SCOTTSDALE, Ariz. (AP) -- Paul Goydos shot an 8-under 62 on Friday in windy conditions to take a three-stroke lead in the PGA Tour Champions' season-ending Charles Schwab Cup Championship.
The 52-year-old Goydos holed out from 167 yards for eagle on the par-4 12th and closed with birdies on the par-3 17th and par-5 18th on Desert Mountain Club's Cochise Course.
"It started off hard, it calmed down a little bit as the day progressed," Goydos said. "In tough conditions we need to do good things. I made a bomb on the first hole for birdie, which kind of maybe relaxes you a little bit. I thought if I shot under par today, you'd have a good day.
"You knew the first five or six holes were going to be difficult, and to get a birdie early kind of calms you down. Actually, there were two. I made about a 12-footer for par after a mediocre iron shot. If I don't make that, I might shoot 70 today, but I made that putt and kept the momentum going.

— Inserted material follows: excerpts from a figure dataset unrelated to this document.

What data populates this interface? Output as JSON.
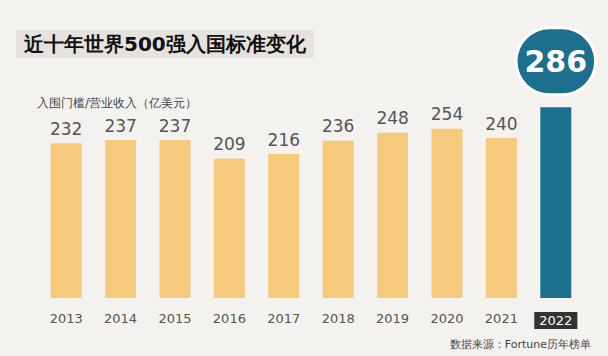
{
  "chart_data": {
    "type": "bar",
    "title": "近十年世界500强入国标准变化",
    "ylabel": "入围门槛/营业收入（亿美元）",
    "source": "数据来源：Fortune历年榜单",
    "categories": [
      "2013",
      "2014",
      "2015",
      "2016",
      "2017",
      "2018",
      "2019",
      "2020",
      "2021",
      "2022"
    ],
    "values": [
      232,
      237,
      237,
      209,
      216,
      236,
      248,
      254,
      240,
      286
    ],
    "colors": [
      "#f6c97c",
      "#f6c97c",
      "#f6c97c",
      "#f6c97c",
      "#f6c97c",
      "#f6c97c",
      "#f6c97c",
      "#f6c97c",
      "#f6c97c",
      "#1d6f8e"
    ],
    "ylim": [
      0,
      300
    ],
    "yticks": [
      0,
      300
    ],
    "grid": false,
    "data_labels": true,
    "tick_labels": "x"
  }
}
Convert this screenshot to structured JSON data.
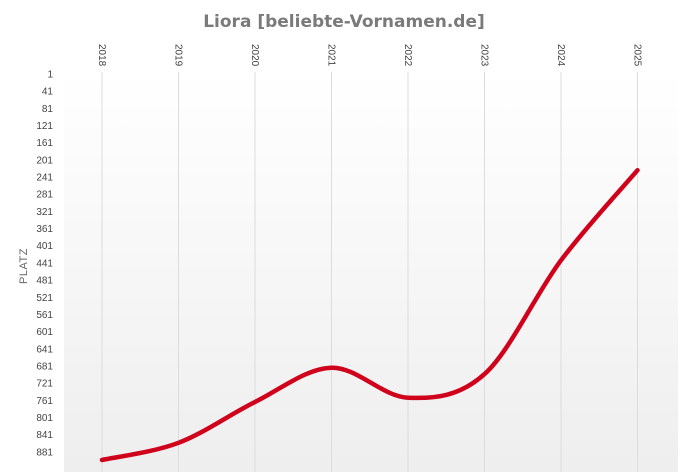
{
  "chart_data": {
    "type": "line",
    "title": "Liora [beliebte-Vornamen.de]",
    "xlabel": "",
    "ylabel": "PLATZ",
    "categories": [
      "2018",
      "2019",
      "2020",
      "2021",
      "2022",
      "2023",
      "2024",
      "2025"
    ],
    "y_ticks": [
      "1",
      "41",
      "81",
      "121",
      "161",
      "201",
      "241",
      "281",
      "321",
      "361",
      "401",
      "441",
      "481",
      "521",
      "561",
      "601",
      "641",
      "681",
      "721",
      "761",
      "801",
      "841",
      "881"
    ],
    "y_axis_reversed": true,
    "ylim": [
      1,
      900
    ],
    "grid": "vertical",
    "series": [
      {
        "values": [
          900,
          860,
          765,
          685,
          755,
          700,
          435,
          225
        ]
      }
    ],
    "colors": {
      "line": "#d0021b",
      "grid": "#dcdcdc",
      "title": "#7a7a7a",
      "background_top": "#ffffff",
      "background_bottom": "#eeeeee"
    }
  }
}
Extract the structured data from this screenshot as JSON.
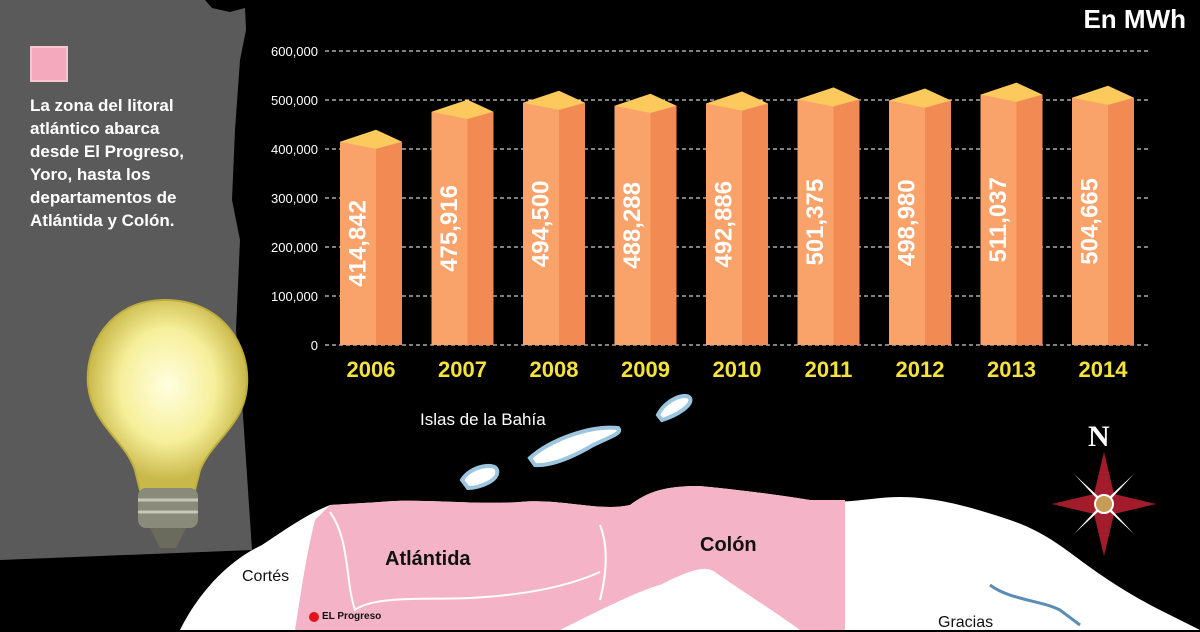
{
  "unit_label": "En MWh",
  "legend": {
    "lines": [
      "La zona del litoral",
      "atlántico abarca",
      "desde El Progreso,",
      "Yoro, hasta los",
      "departamentos de",
      "Atlántida y Colón."
    ]
  },
  "map": {
    "islands_label": "Islas de la Bahía",
    "atlantida_label": "Atlántida",
    "colon_label": "Colón",
    "cortes_label": "Cortés",
    "progreso_label": "EL Progreso",
    "gracias_label": "Gracias",
    "compass_label": "N"
  },
  "colors": {
    "bar_front": "#f9a26a",
    "bar_side": "#f28a54",
    "bar_top": "#fcc95c",
    "year_label": "#f5e23a",
    "region_pink": "#f4b3c6",
    "land": "#ffffff"
  },
  "chart_data": {
    "type": "bar",
    "categories": [
      "2006",
      "2007",
      "2008",
      "2009",
      "2010",
      "2011",
      "2012",
      "2013",
      "2014"
    ],
    "values": [
      414842,
      475916,
      494500,
      488288,
      492886,
      501375,
      498980,
      511037,
      504665
    ],
    "value_labels": [
      "414,842",
      "475,916",
      "494,500",
      "488,288",
      "492,886",
      "501,375",
      "498,980",
      "511,037",
      "504,665"
    ],
    "ylim": [
      0,
      600000
    ],
    "yticks": [
      0,
      100000,
      200000,
      300000,
      400000,
      500000,
      600000
    ],
    "ytick_labels": [
      "0",
      "100,000",
      "200,000",
      "300,000",
      "400,000",
      "500,000",
      "600,000"
    ],
    "grid": true
  }
}
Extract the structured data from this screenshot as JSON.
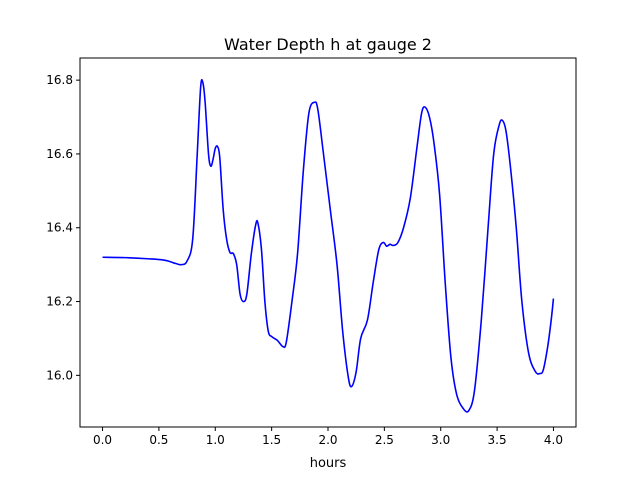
{
  "chart_data": {
    "type": "line",
    "title": "Water Depth h at gauge 2",
    "xlabel": "hours",
    "ylabel": "",
    "xlim": [
      -0.2,
      4.2
    ],
    "ylim": [
      15.86,
      16.86
    ],
    "xticks": [
      0.0,
      0.5,
      1.0,
      1.5,
      2.0,
      2.5,
      3.0,
      3.5,
      4.0
    ],
    "xtick_labels": [
      "0.0",
      "0.5",
      "1.0",
      "1.5",
      "2.0",
      "2.5",
      "3.0",
      "3.5",
      "4.0"
    ],
    "yticks": [
      16.0,
      16.2,
      16.4,
      16.6,
      16.8
    ],
    "ytick_labels": [
      "16.0",
      "16.2",
      "16.4",
      "16.6",
      "16.8"
    ],
    "grid": false,
    "series": [
      {
        "color": "#0000ff",
        "points": [
          [
            0.0,
            16.32
          ],
          [
            0.2,
            16.319
          ],
          [
            0.4,
            16.316
          ],
          [
            0.55,
            16.312
          ],
          [
            0.65,
            16.303
          ],
          [
            0.7,
            16.3
          ],
          [
            0.75,
            16.31
          ],
          [
            0.8,
            16.37
          ],
          [
            0.84,
            16.6
          ],
          [
            0.87,
            16.78
          ],
          [
            0.89,
            16.793
          ],
          [
            0.91,
            16.74
          ],
          [
            0.94,
            16.6
          ],
          [
            0.96,
            16.567
          ],
          [
            0.98,
            16.585
          ],
          [
            1.0,
            16.615
          ],
          [
            1.02,
            16.62
          ],
          [
            1.04,
            16.59
          ],
          [
            1.07,
            16.45
          ],
          [
            1.1,
            16.37
          ],
          [
            1.13,
            16.333
          ],
          [
            1.16,
            16.33
          ],
          [
            1.19,
            16.3
          ],
          [
            1.22,
            16.22
          ],
          [
            1.25,
            16.2
          ],
          [
            1.28,
            16.22
          ],
          [
            1.32,
            16.33
          ],
          [
            1.36,
            16.41
          ],
          [
            1.38,
            16.41
          ],
          [
            1.41,
            16.34
          ],
          [
            1.44,
            16.2
          ],
          [
            1.47,
            16.12
          ],
          [
            1.5,
            16.105
          ],
          [
            1.55,
            16.095
          ],
          [
            1.6,
            16.078
          ],
          [
            1.63,
            16.09
          ],
          [
            1.68,
            16.2
          ],
          [
            1.73,
            16.33
          ],
          [
            1.78,
            16.55
          ],
          [
            1.83,
            16.71
          ],
          [
            1.88,
            16.74
          ],
          [
            1.91,
            16.72
          ],
          [
            1.96,
            16.6
          ],
          [
            2.02,
            16.45
          ],
          [
            2.08,
            16.3
          ],
          [
            2.13,
            16.12
          ],
          [
            2.18,
            15.995
          ],
          [
            2.21,
            15.97
          ],
          [
            2.25,
            16.01
          ],
          [
            2.29,
            16.1
          ],
          [
            2.35,
            16.15
          ],
          [
            2.4,
            16.25
          ],
          [
            2.45,
            16.34
          ],
          [
            2.49,
            16.36
          ],
          [
            2.52,
            16.35
          ],
          [
            2.55,
            16.355
          ],
          [
            2.58,
            16.352
          ],
          [
            2.62,
            16.36
          ],
          [
            2.67,
            16.4
          ],
          [
            2.73,
            16.48
          ],
          [
            2.79,
            16.62
          ],
          [
            2.83,
            16.71
          ],
          [
            2.86,
            16.727
          ],
          [
            2.9,
            16.7
          ],
          [
            2.94,
            16.63
          ],
          [
            2.99,
            16.49
          ],
          [
            3.04,
            16.25
          ],
          [
            3.09,
            16.05
          ],
          [
            3.14,
            15.95
          ],
          [
            3.2,
            15.91
          ],
          [
            3.25,
            15.905
          ],
          [
            3.3,
            15.96
          ],
          [
            3.36,
            16.15
          ],
          [
            3.42,
            16.4
          ],
          [
            3.47,
            16.6
          ],
          [
            3.52,
            16.68
          ],
          [
            3.55,
            16.69
          ],
          [
            3.58,
            16.66
          ],
          [
            3.62,
            16.56
          ],
          [
            3.67,
            16.4
          ],
          [
            3.72,
            16.2
          ],
          [
            3.78,
            16.06
          ],
          [
            3.84,
            16.01
          ],
          [
            3.88,
            16.005
          ],
          [
            3.91,
            16.015
          ],
          [
            3.95,
            16.08
          ],
          [
            3.98,
            16.15
          ],
          [
            4.0,
            16.208
          ]
        ]
      }
    ]
  }
}
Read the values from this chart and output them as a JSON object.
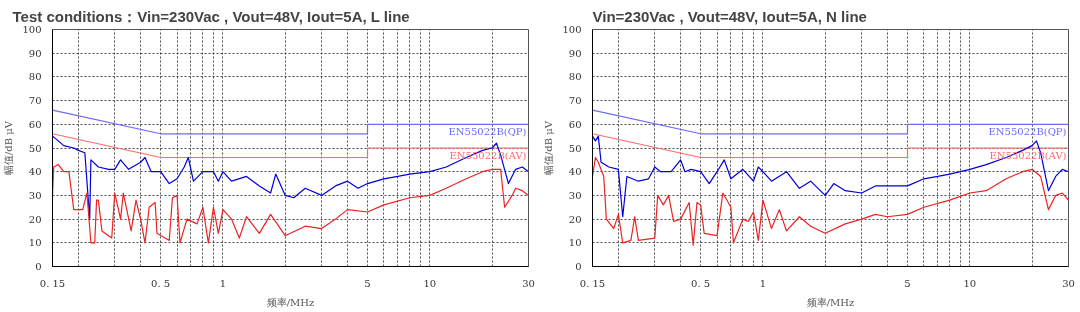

Colin Montgomerie, third in Charles Schwab Cup season standings, was second. The Scot birdied the final two holes.
"I must say Paul Goydos' score this morning, because it was windy this morning, I think that 8 under this morning was one of the best scores we've seen all year," Montgomerie said. "Tremendous score. Even to get within three for me was a delight."
Points leader Bernhard Langer topped the group at 67.
"I actually played very nicely," Langer said. "I maybe hit two bad 5 irons, came out of it a little bit and that was it. One resulted in a bogey and the other one I three-putted for bogey. But the rest of the day I hit the ball very solid, gave myself opportunities and just didn't make a whole lot of putts. ... Not too far behind, right there to still challenge for the championship."
The top five in the standings - Richmond winner Scott McCarron is second, followed by Montgomerie, Joe Durant and Miguel Angel Jimenez - can take the season title with a victory Sunday. McCarron holed out from the fairway for eagle on the par-5 15th in a 69. Durant shot 70, and Jimenez had a 74.
"I'm a scoreboard watcher and I know exactly what's going on, especially with my German friend behind and Scott McCarron and Joe and also Miguel," Montgomerie said. "It's just great to get in after just one round ahead of these guys at least to give myself a chance."
Tom Pernice Jr., the winner of the playoff opener two weeks ago in California, also was at 67 along with Paul Broadhurst and Duffy Waldorf.
The season standings were reset after the event last week in Virginia, with Langer's lead over McCarron reduced from 935,657 to 200. The tournament winner will receive $440,000 and 2,000 points.
Langer is recovering from a left knee injury that forced him to withdraw from the playoff opener at Sherwood, The 59-year-old German has a tour-high four victories and has wrapped up the season money title with $2,836,459. He won season titles in 2010, 2014 and 2015.
Goydos entered the week 24th in the standings. He birdied four of the last five holes in a front-nine 30, and bogeyed the par-4 10th.
"I messed up 10 a little bit, made a bad swing and that's going to happen," Goydos said. "It's hard to be perfect in tougher conditions."
He rebounded with the eagle on 12.
"On the fly, didn't damage the cup, couldn't have been more center cup," Goydos said. "It didn't even touch the cup. I had 167 yards, a 6-iron into the wind. It wasn't blowing too hard.
The two-time PGA Tour winner won the Dick's Sporting Goods Open in July for his third senior title. He shot a 59 in the PGA Tour's 2010 John Deere Classic.
"I remember when I did the 59 group and I talked to Annika (Sorenstam) about it, talked about being in the zone," Goydos said. "When you play good, you're always in the present. You're not worried about what you're shooting, you're worried about the shot at hand. You're not worried about the green or the bunkers or whatever's up there, you're worried about your target and making a good swing.
"Today, I was very much in the present almost the entire day and that tends to be at least one of the prerequisites to playing good and then good things happen.”